Staffing troubles within the basin are, in part, to blame for the program not being in more locations but Hatch hopes to keep expanding the program and cultivate environmental leaders in the Tahoe and Sierra.
The park ranger program is a spin-off of the program that also hires high school and college students to be ambassadors of Lake Tahoe in city parks, some of the places the Sierra Nevada Alliance program does not cover. Tahoe Park Rangers and Stewards are paired with one another to assist in teaching “manners in the mountains” as Hatch calls it.

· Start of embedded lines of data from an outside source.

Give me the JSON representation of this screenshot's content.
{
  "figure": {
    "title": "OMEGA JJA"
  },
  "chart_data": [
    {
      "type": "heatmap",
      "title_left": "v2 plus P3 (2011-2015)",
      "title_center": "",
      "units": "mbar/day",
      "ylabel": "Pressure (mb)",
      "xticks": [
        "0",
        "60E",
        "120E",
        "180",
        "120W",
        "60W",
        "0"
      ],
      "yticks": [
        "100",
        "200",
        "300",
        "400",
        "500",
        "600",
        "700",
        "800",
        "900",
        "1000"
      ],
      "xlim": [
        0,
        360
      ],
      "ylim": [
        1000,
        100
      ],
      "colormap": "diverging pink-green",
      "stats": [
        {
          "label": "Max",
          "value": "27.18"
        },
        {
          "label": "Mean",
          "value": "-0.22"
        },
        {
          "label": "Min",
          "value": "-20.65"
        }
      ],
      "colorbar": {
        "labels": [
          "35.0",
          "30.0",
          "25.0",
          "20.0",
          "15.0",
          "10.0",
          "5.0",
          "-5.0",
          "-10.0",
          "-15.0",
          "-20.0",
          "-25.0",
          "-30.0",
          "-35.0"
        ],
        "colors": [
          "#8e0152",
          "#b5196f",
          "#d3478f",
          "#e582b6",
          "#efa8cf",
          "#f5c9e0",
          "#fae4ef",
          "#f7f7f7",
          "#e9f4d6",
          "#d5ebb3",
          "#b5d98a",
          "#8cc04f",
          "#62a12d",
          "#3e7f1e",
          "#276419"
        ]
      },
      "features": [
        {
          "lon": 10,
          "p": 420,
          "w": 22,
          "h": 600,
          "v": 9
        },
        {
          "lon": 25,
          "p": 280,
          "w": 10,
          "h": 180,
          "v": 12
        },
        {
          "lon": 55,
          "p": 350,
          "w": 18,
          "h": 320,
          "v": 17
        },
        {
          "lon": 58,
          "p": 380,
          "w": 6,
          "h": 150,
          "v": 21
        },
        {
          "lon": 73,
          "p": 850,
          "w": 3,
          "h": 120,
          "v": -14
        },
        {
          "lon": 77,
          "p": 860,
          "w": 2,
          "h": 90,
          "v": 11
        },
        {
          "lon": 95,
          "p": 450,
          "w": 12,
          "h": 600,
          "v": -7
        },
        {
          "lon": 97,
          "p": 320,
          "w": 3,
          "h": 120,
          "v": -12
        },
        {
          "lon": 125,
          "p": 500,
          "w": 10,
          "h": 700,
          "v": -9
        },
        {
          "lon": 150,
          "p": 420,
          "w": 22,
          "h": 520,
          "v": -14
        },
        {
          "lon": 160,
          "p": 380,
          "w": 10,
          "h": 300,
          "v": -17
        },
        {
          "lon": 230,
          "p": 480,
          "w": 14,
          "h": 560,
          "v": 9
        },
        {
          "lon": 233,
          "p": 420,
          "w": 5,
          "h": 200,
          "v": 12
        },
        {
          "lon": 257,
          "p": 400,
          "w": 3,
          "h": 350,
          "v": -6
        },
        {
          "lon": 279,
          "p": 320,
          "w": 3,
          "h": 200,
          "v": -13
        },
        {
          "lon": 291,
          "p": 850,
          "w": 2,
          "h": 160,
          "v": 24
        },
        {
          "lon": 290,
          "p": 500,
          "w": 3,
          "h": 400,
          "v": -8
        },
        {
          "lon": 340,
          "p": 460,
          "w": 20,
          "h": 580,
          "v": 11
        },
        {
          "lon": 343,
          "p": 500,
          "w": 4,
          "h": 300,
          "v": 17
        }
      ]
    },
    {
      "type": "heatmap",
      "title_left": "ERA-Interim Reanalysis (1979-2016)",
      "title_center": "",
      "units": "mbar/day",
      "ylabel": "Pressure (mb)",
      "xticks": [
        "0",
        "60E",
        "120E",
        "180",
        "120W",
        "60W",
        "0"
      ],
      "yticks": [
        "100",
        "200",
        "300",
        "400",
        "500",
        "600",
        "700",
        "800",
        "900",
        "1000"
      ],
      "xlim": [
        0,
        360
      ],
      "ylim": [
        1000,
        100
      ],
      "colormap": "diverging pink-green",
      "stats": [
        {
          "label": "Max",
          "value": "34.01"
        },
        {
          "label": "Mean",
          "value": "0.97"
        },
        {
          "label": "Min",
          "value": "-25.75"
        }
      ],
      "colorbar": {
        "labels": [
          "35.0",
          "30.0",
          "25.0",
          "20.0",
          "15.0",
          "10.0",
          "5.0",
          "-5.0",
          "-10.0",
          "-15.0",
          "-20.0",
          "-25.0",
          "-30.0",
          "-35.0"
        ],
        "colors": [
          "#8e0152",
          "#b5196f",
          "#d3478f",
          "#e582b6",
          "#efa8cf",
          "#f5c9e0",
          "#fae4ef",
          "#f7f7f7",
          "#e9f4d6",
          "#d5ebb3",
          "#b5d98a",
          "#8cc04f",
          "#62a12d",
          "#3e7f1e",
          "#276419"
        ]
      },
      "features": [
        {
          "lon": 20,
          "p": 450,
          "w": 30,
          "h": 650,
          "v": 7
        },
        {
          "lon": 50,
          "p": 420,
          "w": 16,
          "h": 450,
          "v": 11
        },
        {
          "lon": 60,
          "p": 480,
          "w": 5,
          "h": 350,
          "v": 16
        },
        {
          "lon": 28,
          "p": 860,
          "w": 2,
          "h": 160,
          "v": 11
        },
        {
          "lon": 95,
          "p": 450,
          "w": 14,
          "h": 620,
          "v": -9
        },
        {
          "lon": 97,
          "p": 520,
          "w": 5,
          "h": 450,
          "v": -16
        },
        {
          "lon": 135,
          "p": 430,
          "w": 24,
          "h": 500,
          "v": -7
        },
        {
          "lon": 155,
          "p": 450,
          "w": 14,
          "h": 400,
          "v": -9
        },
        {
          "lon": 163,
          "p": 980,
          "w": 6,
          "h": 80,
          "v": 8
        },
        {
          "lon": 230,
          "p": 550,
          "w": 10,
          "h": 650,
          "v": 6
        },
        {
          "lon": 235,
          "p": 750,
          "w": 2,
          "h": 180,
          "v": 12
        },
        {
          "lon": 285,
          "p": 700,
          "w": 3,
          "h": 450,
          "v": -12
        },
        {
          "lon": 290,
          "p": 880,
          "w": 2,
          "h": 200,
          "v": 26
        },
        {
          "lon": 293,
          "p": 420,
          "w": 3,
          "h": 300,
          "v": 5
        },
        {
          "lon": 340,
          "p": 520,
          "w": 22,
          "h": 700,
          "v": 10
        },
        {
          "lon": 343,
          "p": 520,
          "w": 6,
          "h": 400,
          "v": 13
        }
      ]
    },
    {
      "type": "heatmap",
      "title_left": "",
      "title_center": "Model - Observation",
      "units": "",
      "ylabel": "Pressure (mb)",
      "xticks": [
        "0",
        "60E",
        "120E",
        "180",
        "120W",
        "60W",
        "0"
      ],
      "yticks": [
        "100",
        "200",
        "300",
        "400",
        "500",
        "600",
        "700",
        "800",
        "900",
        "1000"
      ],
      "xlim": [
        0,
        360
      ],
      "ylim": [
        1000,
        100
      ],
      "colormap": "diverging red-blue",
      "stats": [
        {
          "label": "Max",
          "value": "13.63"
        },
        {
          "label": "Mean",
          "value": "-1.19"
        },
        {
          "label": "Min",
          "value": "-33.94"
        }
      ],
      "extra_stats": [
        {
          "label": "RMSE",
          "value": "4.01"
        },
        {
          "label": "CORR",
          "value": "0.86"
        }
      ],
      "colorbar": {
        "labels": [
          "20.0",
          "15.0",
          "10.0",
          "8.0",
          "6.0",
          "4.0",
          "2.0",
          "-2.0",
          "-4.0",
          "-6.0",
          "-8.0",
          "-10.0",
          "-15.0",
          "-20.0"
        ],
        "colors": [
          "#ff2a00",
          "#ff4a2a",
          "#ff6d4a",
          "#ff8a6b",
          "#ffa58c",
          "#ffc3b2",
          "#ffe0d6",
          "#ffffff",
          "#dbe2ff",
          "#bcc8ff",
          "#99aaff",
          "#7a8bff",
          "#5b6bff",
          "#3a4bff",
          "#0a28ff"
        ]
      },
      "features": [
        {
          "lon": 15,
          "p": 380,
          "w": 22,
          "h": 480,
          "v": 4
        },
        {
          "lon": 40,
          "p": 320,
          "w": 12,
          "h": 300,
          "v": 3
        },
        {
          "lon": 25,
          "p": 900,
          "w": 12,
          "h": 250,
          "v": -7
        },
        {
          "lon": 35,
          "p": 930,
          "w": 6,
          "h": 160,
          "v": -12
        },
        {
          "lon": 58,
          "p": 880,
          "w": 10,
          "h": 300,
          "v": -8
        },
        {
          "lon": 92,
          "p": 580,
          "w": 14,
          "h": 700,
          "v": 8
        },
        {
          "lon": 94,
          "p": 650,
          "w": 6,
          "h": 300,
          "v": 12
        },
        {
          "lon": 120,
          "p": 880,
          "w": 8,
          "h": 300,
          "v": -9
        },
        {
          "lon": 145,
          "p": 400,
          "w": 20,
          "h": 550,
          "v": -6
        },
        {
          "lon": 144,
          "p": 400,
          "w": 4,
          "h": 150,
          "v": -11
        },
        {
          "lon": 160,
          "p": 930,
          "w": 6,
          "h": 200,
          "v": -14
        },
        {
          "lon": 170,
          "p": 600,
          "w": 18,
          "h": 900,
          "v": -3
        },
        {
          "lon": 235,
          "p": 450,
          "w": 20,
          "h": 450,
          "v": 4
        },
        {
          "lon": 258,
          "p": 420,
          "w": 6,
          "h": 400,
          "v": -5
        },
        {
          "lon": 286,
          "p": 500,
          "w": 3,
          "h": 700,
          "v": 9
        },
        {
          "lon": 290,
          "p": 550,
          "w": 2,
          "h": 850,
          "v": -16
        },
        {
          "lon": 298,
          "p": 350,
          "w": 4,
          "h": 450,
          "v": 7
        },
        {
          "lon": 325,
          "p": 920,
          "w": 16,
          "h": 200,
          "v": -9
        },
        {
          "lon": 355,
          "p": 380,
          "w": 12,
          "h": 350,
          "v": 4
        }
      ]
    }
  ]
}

The spin off program launched the weekend of July Fourth and has had an active summer in training on city codes, best practices for educating the public and when to get law enforcement involved.
Each steward and ranger is trained on, and provided with a quick reference guide for, city ordinances. Lakeview Commons and Regan Beach are two examples of where you can find the ambassador duos.
During the recent city council meeting the city of South Lake Tahoe renewed their agreement with Lake Tahoe Unified School District, Sierra Nevada Alliance, and Lake Tahoe Community College for another year of the student ambassador park ranger program.
Both programs hire students to patrol local parks and beaches to inform visitors of best practices in hopes of sustaining the areas for generations to come.
The agreement states that the city will be responsible for hiring, training, and managing the park ranger program for the next two summers.
Hopes for next year are to offer more coordinated trainings which allows for consistent messaging through the basin. The trainings will be intended for all park stewards, rangers, and ambassadors no matter the affiliation.